An Efficient Distributed Genetic Algorithm Architecture for Vector Quantizer Design
Wen-Jyi Hwang1, Chien-Min Ou *, 2, Peng-Chieh Hung1, Cheng-Yen Yang 1, Tun-Hao Yu 1
Identifiers and Pagination:Year: 2010
First Page: 20
Last Page: 29
Publisher Id: TOAIJ-4-20
Article History:Electronic publication date: 18/2/2010
Collection year: 2010
open-access license: This is an open access article distributed under the terms of the Creative Commons Attribution 4.0 International Public License (CC-BY 4.0), a copy of which is available at: (https://creativecommons.org/licenses/by/4.0/legalcode). This license permits unrestricted use, distribution, and reproduction in any medium, provided the original author and source are credited.

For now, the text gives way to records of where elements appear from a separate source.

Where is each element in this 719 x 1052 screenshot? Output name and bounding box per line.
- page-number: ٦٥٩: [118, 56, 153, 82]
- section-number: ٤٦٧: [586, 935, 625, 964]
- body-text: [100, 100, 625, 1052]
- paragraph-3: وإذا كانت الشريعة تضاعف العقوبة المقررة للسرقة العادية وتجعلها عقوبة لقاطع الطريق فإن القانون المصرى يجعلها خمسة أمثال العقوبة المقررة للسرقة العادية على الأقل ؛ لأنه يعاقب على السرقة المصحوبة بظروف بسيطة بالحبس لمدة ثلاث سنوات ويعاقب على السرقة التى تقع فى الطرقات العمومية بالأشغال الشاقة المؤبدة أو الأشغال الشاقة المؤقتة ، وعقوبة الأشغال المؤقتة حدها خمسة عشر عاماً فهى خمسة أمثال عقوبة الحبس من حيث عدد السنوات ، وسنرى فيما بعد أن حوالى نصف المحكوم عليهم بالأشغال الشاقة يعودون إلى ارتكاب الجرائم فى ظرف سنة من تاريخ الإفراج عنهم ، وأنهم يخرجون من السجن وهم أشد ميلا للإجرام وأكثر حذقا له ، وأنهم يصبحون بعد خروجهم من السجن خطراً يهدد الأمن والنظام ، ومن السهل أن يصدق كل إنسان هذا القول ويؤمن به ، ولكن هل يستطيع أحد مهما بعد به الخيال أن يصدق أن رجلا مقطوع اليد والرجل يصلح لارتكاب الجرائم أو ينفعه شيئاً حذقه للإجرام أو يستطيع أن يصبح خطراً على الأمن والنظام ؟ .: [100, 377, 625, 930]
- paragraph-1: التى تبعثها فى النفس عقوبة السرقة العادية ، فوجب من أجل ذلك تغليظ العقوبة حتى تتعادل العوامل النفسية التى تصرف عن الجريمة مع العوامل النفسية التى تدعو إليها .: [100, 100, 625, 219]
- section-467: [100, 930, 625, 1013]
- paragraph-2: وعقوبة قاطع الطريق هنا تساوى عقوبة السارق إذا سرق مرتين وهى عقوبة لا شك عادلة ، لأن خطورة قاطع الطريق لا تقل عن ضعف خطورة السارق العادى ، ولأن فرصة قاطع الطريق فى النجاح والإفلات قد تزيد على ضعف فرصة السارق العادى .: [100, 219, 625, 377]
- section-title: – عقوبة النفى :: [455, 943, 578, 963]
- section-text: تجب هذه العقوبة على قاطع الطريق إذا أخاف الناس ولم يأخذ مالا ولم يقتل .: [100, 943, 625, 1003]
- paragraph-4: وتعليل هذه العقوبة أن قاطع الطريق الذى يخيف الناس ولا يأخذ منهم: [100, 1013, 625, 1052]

This paper presents a novel distributed genetic algorithm (GA) architecture for the design of vector quantizers. The design is based on a multi-core architecture, where each island of the GA is associated with a hardware accelerator and a softcore processor for independent genetic evolutions. An on-chip RAM with a mutex circuit is adopted for the migration of genetic strings among different islands. This allows a simple and flexible migration for the implementation of hardware distributed GA. Experimental results shows that the proposed architecture has significantly lower computational time as compared with its software counterparts running on multicore processors with multithreading for GA-based optimization.